Nel momento in cui veniva data per scontata la vittoria di Mitt Romney, e i competitori venivano giudicati senza speranza, la mancata competizione faceva sì che i mezzi di comunicazione passassero sotto silenzio le debolezze dello stesso Romney, come ad esempio le sue difficoltà a convincere gli elettori repubblicani degli stati del sud. Probabilmente i media amici pensavano di poterlo aiutare, coprendo quelle difficoltà. Forse credevano che fosse meglio mettere fine ad una competizione interna al partito che sembrava interminabile e poteva trascinarsi fino alla convention, per cominciare a concentrarsi sul vero bersaglio, Barack Obama. Tuttavia, questo non era quello che pensavano gli elettori, era solo quello che pensavano coloro che avevano il compito/dovere di tenerli adeguatamente informati. Nessuna regola del partito repubblicano attribuisce a costoro il diritto di decidere al posto degli elettori.

Infatti, nascondere le difficoltà di Mitt Romney non lo aiuterà affatto.

Il sistema fatto di primarie sequenziali e convention ha una grande virtù: permette di fare emergere la volontà popolare con dovuto anticipo. Il candidato alla nomina può scoprire le proprie debolezze per tempo, quindi prendere delle precauzioni e contromisure, risolvere i problemi, superare quelle difficoltà. Ignorare il responso degli elettori e nascondere le debolezze significa non trarre alcun vantaggio dallo strumento primarie/convention, rinunciare a sfruttarne le enormi potenzialità, e alla fine mettere l’establishment al di sopra del popolo, come ai vecchi tempi.
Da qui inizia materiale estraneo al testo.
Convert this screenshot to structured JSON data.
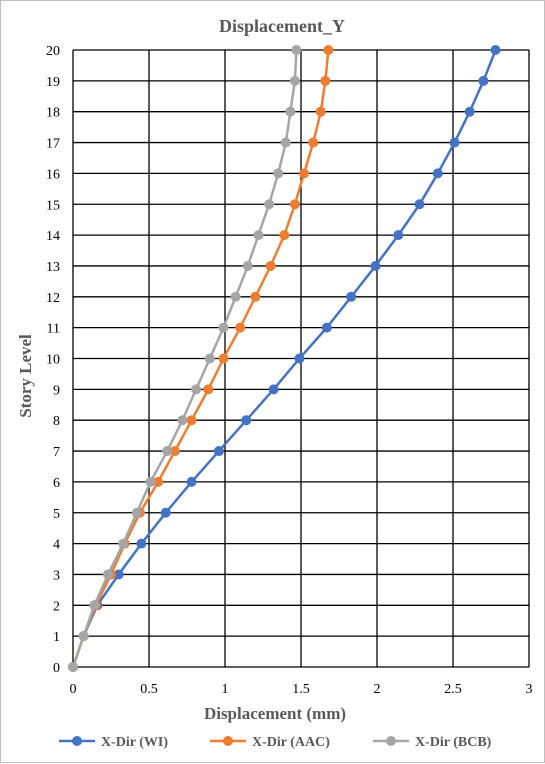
{
  "chart_data": {
    "type": "line",
    "title": "Displacement_Y",
    "xlabel": "Displacement (mm)",
    "ylabel": "Story Level",
    "xlim": [
      0,
      3
    ],
    "ylim": [
      0,
      20
    ],
    "x_ticks": [
      "0",
      "0.5",
      "1",
      "1.5",
      "2",
      "2.5",
      "3"
    ],
    "y_ticks": [
      "0",
      "1",
      "2",
      "3",
      "4",
      "5",
      "6",
      "7",
      "8",
      "9",
      "10",
      "11",
      "12",
      "13",
      "14",
      "15",
      "16",
      "17",
      "18",
      "19",
      "20"
    ],
    "grid": true,
    "legend_position": "bottom",
    "story_levels": [
      0,
      1,
      2,
      3,
      4,
      5,
      6,
      7,
      8,
      9,
      10,
      11,
      12,
      13,
      14,
      15,
      16,
      17,
      18,
      19,
      20
    ],
    "series": [
      {
        "name": "X-Dir (WI)",
        "color": "#4472c4",
        "values": [
          0,
          0.07,
          0.16,
          0.3,
          0.45,
          0.61,
          0.78,
          0.96,
          1.14,
          1.32,
          1.49,
          1.67,
          1.83,
          1.99,
          2.14,
          2.28,
          2.4,
          2.51,
          2.61,
          2.7,
          2.78
        ]
      },
      {
        "name": "X-Dir (AAC)",
        "color": "#ed7d31",
        "values": [
          0,
          0.07,
          0.15,
          0.25,
          0.34,
          0.44,
          0.56,
          0.67,
          0.78,
          0.89,
          0.99,
          1.1,
          1.2,
          1.3,
          1.39,
          1.46,
          1.52,
          1.58,
          1.63,
          1.66,
          1.68
        ]
      },
      {
        "name": "X-Dir (BCB)",
        "color": "#a5a5a5",
        "values": [
          0,
          0.07,
          0.14,
          0.23,
          0.33,
          0.42,
          0.51,
          0.62,
          0.72,
          0.81,
          0.9,
          0.99,
          1.07,
          1.15,
          1.22,
          1.29,
          1.35,
          1.4,
          1.43,
          1.46,
          1.47
        ]
      }
    ]
  }
}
Alle volte il partito repubblicano americano mostra mancanza di disciplina e prende un gran numero di decisioni scoordinate e illogiche. La ragione principale è che quel partito è sostanzialmente un "partito anarchico", cioè un partito senza alcuna vera e propria regola nazionale (a differenza del partito democratico americano, che si è datto delle regole nazionali, anche se blande, a partire dal 1972). L’argomento usato tipicamente da chi vuole porre velocemente fine alla stagione delle primarie è: "ma lo facciamo solo nell’interesse del partito". Si tratta di un argomento insensato. Che ne sanno queste persone di quale sia l’interesse del partito? Non sono gli elettori a stabilire qual è l’interesse del partito? In definitiva, l’unico interesse del partito è attrarre elettori e per attratte elettori occorre convincerli a votarti. Sostituire la volontà degli elettori con la propria è l’errore peggiore e più comune commesso dai politici, e non aiuta certo ad attrarre nuovi elettori, casomai aiuta a respingere una parte di quelli già acquisiti.

Romney avrà delle grandi difficoltà a convincere gli elettori del sud a scendere in campo e sostenerlo coll’entusiasmo di cui ha disperatamente bisogno. Per ridurre il danno, probabilmente sceglierà un candidato vicepresidente proveniente dal sud, magari una donna. Tuttavia, una soluzione del genere sarà comunque percepita per quello che è: un taglia-incolla, "un po’ di questo per guadagnare un po’ di quello", una tipica operazione di facciata con cui un politico cerca di coprire le proprie mancanze. Non entusiasmerà gli elettori e non scalderà i loro cuori. Molti di loro, specialmente nel sud, si sentiranno ignorati e trascurati. Una piccola percentuale di loro non andrà a votare. Probabilmente quella piccola percentuale di votanti costerà a Mitt Romney la vittoria.